Emir üzerine Sanayi Holding batırıldı, özel şirketlere peşkeş çekildi…
Neymiş efendim, “devlet plastik mi üretip satacakmış”, “uğraşmayın böyle ıvır zıvırla” dedi Özal, “siz İstanbul’un bir ilçesi kadar bir yersiniz” ve ekledi; “siz memur olun, biz size bakarız” diye…
Sanayi Holding’den sonra, ne varsa direk veya dolaylı toplumun malı, bir bir özel kişilere peşkeş çekilmeye başlandı…
O “özelleştirme furyası” içinde, fazla da bir ses çıkmadı toplumdan. O dönemlerde özelleştirme tüm kapitalist dünyayı “veba” misali sarmıştı, kolay değildi buna tutarlı bir karşı duruş sergilemek. Kimi muhalif doğrudan katıldı bu “furyaya”, hatta fırsatı yakaladıkları zaman ve yerlerde onlar yaptılar özelleştirmeleri ilericilik adına. Sadece devletin kontrolündeki kamu kurum ve kuruluşları değil, sendikalarımız, hem de “özelleştirme karşıtı şampiyonu” bazı sendikalarımızın yöneticileri kendi kontrolündeki bazı işletmeleri de özele peşkeş çekti, üyelerine bile doğru dürüst sormadan.

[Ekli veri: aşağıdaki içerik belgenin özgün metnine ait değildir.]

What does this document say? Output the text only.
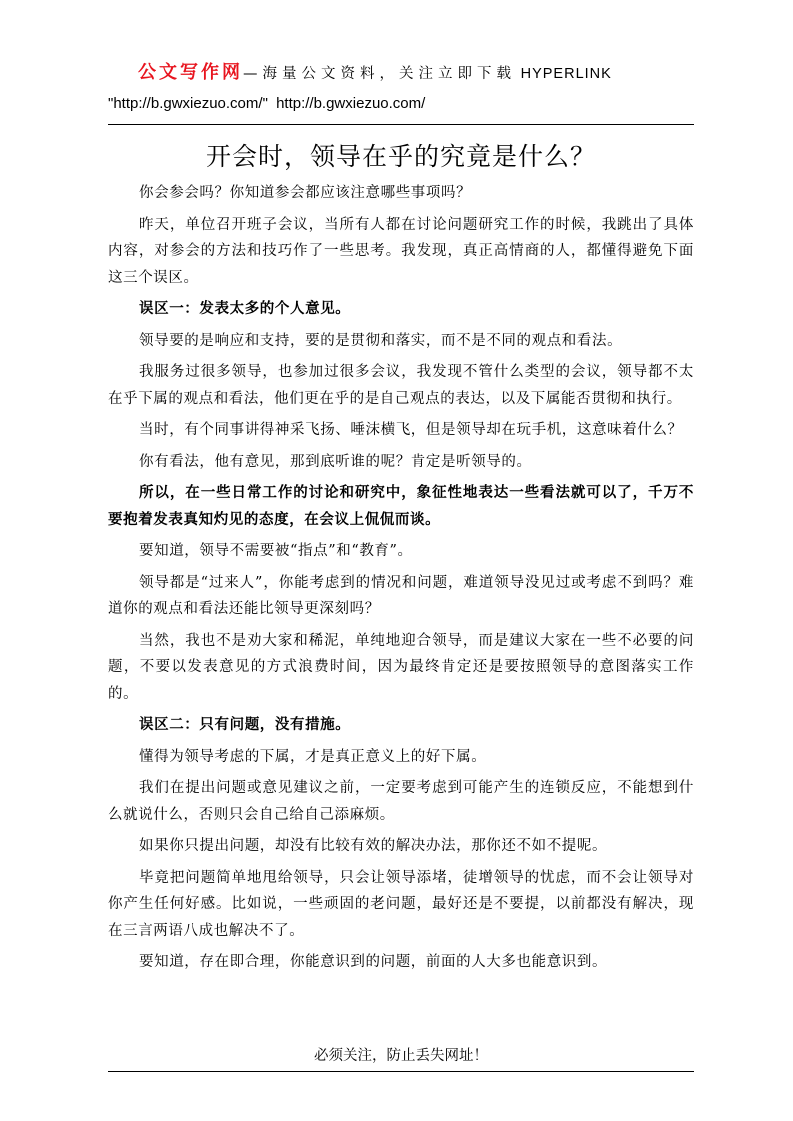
公文写作网—海量公文资料，关注立即下载 HYPERLINK
"http://b.gwxiezuo.com/" http://b.gwxiezuo.com/
开会时，领导在乎的究竟是什么？

你会参会吗？你知道参会都应该注意哪些事项吗？

昨天，单位召开班子会议，当所有人都在讨论问题研究工作的时候，我跳出了具体内容，对参会的方法和技巧作了一些思考。我发现，真正高情商的人，都懂得避免下面这三个误区。

误区一：发表太多的个人意见。

领导要的是响应和支持，要的是贯彻和落实，而不是不同的观点和看法。

我服务过很多领导，也参加过很多会议，我发现不管什么类型的会议，领导都不太在乎下属的观点和看法，他们更在乎的是自己观点的表达，以及下属能否贯彻和执行。

当时，有个同事讲得神采飞扬、唾沫横飞，但是领导却在玩手机，这意味着什么？

你有看法，他有意见，那到底听谁的呢？肯定是听领导的。

所以，在一些日常工作的讨论和研究中，象征性地表达一些看法就可以了，千万不要抱着发表真知灼见的态度，在会议上侃侃而谈。

要知道，领导不需要被“指点”和“教育”。

领导都是“过来人”，你能考虑到的情况和问题，难道领导没见过或考虑不到吗？难道你的观点和看法还能比领导更深刻吗？

当然，我也不是劝大家和稀泥，单纯地迎合领导，而是建议大家在一些不必要的问题，不要以发表意见的方式浪费时间，因为最终肯定还是要按照领导的意图落实工作的。

误区二：只有问题，没有措施。

懂得为领导考虑的下属，才是真正意义上的好下属。

我们在提出问题或意见建议之前，一定要考虑到可能产生的连锁反应，不能想到什么就说什么，否则只会自己给自己添麻烦。

如果你只提出问题，却没有比较有效的解决办法，那你还不如不提呢。

毕竟把问题简单地甩给领导，只会让领导添堵，徒增领导的忧虑，而不会让领导对你产生任何好感。比如说，一些顽固的老问题，最好还是不要提，以前都没有解决，现在三言两语八成也解决不了。

要知道，存在即合理，你能意识到的问题，前面的人大多也能意识到。

必须关注，防止丢失网址！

Burada da durmadı, kamu malı olan tüm diğer kurum ve işletmeleri sıraya koydu ülkeyi yönetenler. Eğitim özelleştirildi, sağlık özelleştirildi ve halkın parasını vergileriyle fazlasıyla ve peşinen ödediği hizmetleri alabilmesi için tekrardan para ödemesinin yolu açıldı böylece. Halk, doğru dürüst sağlık hizmeti alamamaktan, parasıyla rezil olmaya başlayınca, tekrardan para ödeyerek özel sağlık kurumlarına kaymaya başladı. Aynı süreç eğitimde de yaşandı.
Sonuç? Sonuçta, emekçi insanlar soyulmaya başladılar iyice ve bu arada sermayedarların da kasaları daha çok dolmaya başladı.
Yetmedi, devlet “inovasyon” palavrasıyla özellere hem açıktan para aktardı, hem de vergi afları vs ile onların sermaye birikimlerine büyük katkılar sağladı.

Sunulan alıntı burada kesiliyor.